Donahue: “Dat is ons in de 25 jaar dat we nu bestaan nooit eerder gebeurd. Het was overigens Simon die in het ruwe materiaal voor het eerst de transitie van het donker naar het licht hoorde. Hij suggereerde ons om daar bij het samenstellen van de volgorde van de tracks rekening mee te houden en dat bleek een schot in de roos.”
Mercury-Rev-Central-Park
WiM: Het muzieklandschap anno 2015 ligt er volledig anders voor dan in 2008 toen jullie vorige album uitkwam. Veel artiesten brengen niet eens meer albums uit, omdat het vooral tracks zijn waar het publiek naar luistert.
Donahue:
“We zijn ons een hoedje geschrokken hoe erg de muziekwereld was veranderd in de laatste jaren. Qua optredens niet, en daar we dat nog regelmatig hebben gedaan is daar niets opgevallen. Maar ik vind het schokkend hoe erg het landschap voor een opnemende band als de onze is veranderd. Bijzaken zijn de hoofdmoot van het artiestenbestaan gaan vormen. Er is zo veel druk om op alle sociale media aanwezig te zijn, elke dag maar foto’s posten van waar je mee bezig bent. Je ziet jonge muzikanten onderling strijden om zo veel mogelijk aandacht, zonder dat deze uitgaat naar hun muziek. De jeugd heeft de rust niet meer om meer dan een los liedje te luisteren, alles gaat snel, snel, snel… Je ziet mensen alleen maar rennen. Ze hebben idee waar ze heen gaan, maar ze rennen zo hard.”
Grasshopper: “Het haalt de mystiek uit het muzikantenbestaan. Wij komen nog uit een tijd dat je gewoon maanden niets hoorde van een artiest en ineens was daar een album. Met het risico om heel oud te klinken, ik denk dat muziek er beter van wordt als je daar in alle stilte aan kan werken zonder dat je daarbij de hele dag maar rekening moet houden met het bijpraten van de fans. Vandaar dat wij die slag nog niet gemaakt hebben en we nu soms letterlijk met de mond vol tanden staan als journalisten ons opeens ons naar onze favoriete designer of favoriete fruit vragen.”
Donahue: “In Amerika is het momenteel zo dat vrijwel elke journalist ons dergelijke generieke vragen stelt. Of ze vragen naar iets wat ze over ons op Wikipedia hebben gelezen. We horen nooit meer ‘ik luisterde naar je album en dit voelde ik daar bij’. Men neemt – of heeft – de tijd niet meer om zich in muziek te verdiepen. Dat is echt een ontwikkeling van de afgelopen zeven à acht jaar en ik kan er de vinger niet op leggen of dit nu komt omdat er in het hedendaagse medialandschap geen ruimte meer is om dieper op muziek in te gaan, of omdat men gewoonweg niet geïnteresseerd is. Voor een band als de onze, die zich vooral met het inhoudelijke van het muziek maken bezig houdt, is dat heel lastig. Gelukkig is daar ook een tegenbeweging, niet voor niets wordt vinyl weer steeds populairder. Mensen verlangen weer terug naar de rust die je moet nemen om optimaal van muziek te kunnen genieten. Het gaat niet om mij, het gaat niet om Grasshopper. Het gaat om de muziek.”

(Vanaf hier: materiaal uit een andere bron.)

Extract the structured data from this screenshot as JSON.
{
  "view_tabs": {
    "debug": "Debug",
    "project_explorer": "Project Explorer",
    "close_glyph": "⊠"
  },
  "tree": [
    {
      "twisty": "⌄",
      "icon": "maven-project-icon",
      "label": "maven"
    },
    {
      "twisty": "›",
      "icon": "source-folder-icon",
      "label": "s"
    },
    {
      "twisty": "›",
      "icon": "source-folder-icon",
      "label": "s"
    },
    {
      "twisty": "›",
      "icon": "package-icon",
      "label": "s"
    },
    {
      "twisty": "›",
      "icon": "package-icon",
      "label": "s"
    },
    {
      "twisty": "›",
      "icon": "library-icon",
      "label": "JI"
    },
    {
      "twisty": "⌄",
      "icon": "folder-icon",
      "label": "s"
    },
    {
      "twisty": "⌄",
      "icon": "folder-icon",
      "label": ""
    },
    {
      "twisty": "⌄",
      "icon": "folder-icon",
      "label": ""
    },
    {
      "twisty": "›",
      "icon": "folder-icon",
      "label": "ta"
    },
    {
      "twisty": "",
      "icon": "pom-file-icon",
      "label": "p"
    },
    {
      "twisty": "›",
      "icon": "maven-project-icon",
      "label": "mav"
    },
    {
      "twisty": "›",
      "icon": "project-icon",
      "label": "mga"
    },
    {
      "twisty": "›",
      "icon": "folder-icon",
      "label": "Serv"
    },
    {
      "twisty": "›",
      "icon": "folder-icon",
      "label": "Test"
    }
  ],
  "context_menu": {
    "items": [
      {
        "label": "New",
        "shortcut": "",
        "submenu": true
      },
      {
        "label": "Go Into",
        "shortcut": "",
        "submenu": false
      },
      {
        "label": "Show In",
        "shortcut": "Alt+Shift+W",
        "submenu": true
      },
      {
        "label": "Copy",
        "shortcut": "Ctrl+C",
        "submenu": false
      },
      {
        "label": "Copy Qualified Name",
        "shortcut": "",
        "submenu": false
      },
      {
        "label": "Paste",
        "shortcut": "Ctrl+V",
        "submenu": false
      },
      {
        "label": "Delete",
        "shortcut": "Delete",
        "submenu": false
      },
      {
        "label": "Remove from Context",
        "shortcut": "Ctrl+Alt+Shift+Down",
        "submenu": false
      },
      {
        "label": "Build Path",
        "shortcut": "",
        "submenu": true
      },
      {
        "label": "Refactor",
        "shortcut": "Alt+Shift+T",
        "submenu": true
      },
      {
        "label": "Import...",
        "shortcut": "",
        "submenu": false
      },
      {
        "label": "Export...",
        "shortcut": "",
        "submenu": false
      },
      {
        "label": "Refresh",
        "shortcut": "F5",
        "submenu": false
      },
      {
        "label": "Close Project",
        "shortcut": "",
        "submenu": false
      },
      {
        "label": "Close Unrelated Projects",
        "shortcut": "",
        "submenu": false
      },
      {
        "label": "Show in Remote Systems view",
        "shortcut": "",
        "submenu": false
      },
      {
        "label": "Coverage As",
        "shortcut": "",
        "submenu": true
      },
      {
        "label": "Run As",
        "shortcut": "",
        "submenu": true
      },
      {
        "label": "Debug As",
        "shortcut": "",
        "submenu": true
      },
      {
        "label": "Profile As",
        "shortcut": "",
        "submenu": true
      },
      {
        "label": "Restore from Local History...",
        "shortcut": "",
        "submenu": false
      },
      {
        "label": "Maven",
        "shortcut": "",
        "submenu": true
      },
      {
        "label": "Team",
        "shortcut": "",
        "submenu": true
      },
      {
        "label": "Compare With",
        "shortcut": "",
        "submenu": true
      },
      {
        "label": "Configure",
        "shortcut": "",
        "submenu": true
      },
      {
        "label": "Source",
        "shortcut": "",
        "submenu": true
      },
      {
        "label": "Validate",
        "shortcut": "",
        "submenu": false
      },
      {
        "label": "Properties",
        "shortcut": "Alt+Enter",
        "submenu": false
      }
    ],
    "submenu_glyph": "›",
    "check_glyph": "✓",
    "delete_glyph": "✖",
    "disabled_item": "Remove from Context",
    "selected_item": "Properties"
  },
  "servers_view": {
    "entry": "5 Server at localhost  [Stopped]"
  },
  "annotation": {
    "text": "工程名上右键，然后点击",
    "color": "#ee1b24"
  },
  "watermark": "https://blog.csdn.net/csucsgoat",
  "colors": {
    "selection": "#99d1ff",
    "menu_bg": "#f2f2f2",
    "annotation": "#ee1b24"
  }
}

WiM: Is dat de reden dat op geen enkel Mercury Rev-album een bandportret de cover siert?
Grasshopper:
“Daar zeg je wat. Onbewust denk ik het wel, eerlijk gezegd.”
Donahue: “Al zit er bij toeval wel een grote foto in de klaphoes van onze nieuwe LP, maar dat is inderdaad voor het eerst in lange tijd.”

WiM: Ik heb het gevoel dat we met zijn allen op een muzikale splitsing staan. Enerzijds keert een grote groep liefhebbers naar binnen toe, die hoeven niet alles te horen, kopen heel bewust albums en nemen daar de tijd voor, anderzijds is er de massa die – zoals jullie net aangeven – blijft rennen en muziek ook steeds meer als behang gebruikt maar via allerhande streaming media wel zo veel mogelijk in hun bereik willen hebben, liefst zo goedkoop mogelijk.
Donahue: “Vergeet niet, dat is er altijd al geweest en daar is op zich ook helemaal niets mis mee. Het punt is alleen dat heel veel bands in die vaart er volkeren mee willen omdat ze denken dat het hoort en dat komt de kunstvorm die muziek is niet ten goede. Als je heel bewust de beslissing neemt dat je als artiest niet mee wil met de Rihanna’s van deze wereld, heb je jezelf bevrijd om te doen wat je wil.”

WiM: Hoe gaan jullie met die vrijheid om? Jullie zijn de enige twee oerleden van Mercury Rev, hoe werken jullie samen?
Donahue:
“Als Grasshopper er niet zou zijn, dan zou ik de hele dag in huis zitten, cassettebandjes vol ideeën opnemen en deze vervolgens in de kast laten liggen. De wereld zou ze niet horen. Dat is voor mij geen echt doel, ik schrijf omdat het nu eenmaal bij me hoort. Grasshopper is degene die mij die spreekwoordelijke schop onder de kont geeft om op dat vlak in actie te komen en meer te doen. Hij pakt mijn schetsen op en gaat er mee aan het werk, zodat het volwaardige composities worden”
Grasshopper: “We werken intuïtief, dat komt echt uit het jarenlang samenwerken. Soms gebeurt het dat ik met een idee zit waar ik niet uitkom en dan kijkt Jonathan er met een frisse blik naar, andersom is dat ook zo. We schieten niet zo snel elkaars ideeën af, maar kijken meer hoe we daarmee kunnen werken. Dat klinkt heel cryptisch, maar we praten er eigenlijk ook nooit over.”
Donahue: “Ook onderling niet. In de studio praten we niet zo veel, we luisteren vooral heel erg, kijken waar de muziek ons leidt en dat werkt voor ons. Toen we jong waren praatten we te veel, wilden we perse onze zin doordrukken en dat leidde doorgans nergens toe, behalve tot onderlinge ruzies. Onze samenwerking is te vergelijken met een echtelijke relatie. Daar moet je aan blijven werken en wij merken dat dit de manier is waarop wij dat het beste kunnen.”

WiM: Zoals een Jagger/Richards, Lennon/McCartney, Morrissey/Marr en noem ze maar op?
Donahue:
“Exact, maar zonder de bijbehorende bankrekeningen. En weet je wat? Dat is niet erg. We hebben onszelf nooit verloochend en ik kan ’s avonds oprecht gaan slapen zonder dat ik wakker lig over muzikale compromissen of andere zaken die niet goed voelen. In die veranderde muzikale wereld is dat de grootste vrijheid die je als muzikant kan hebben.”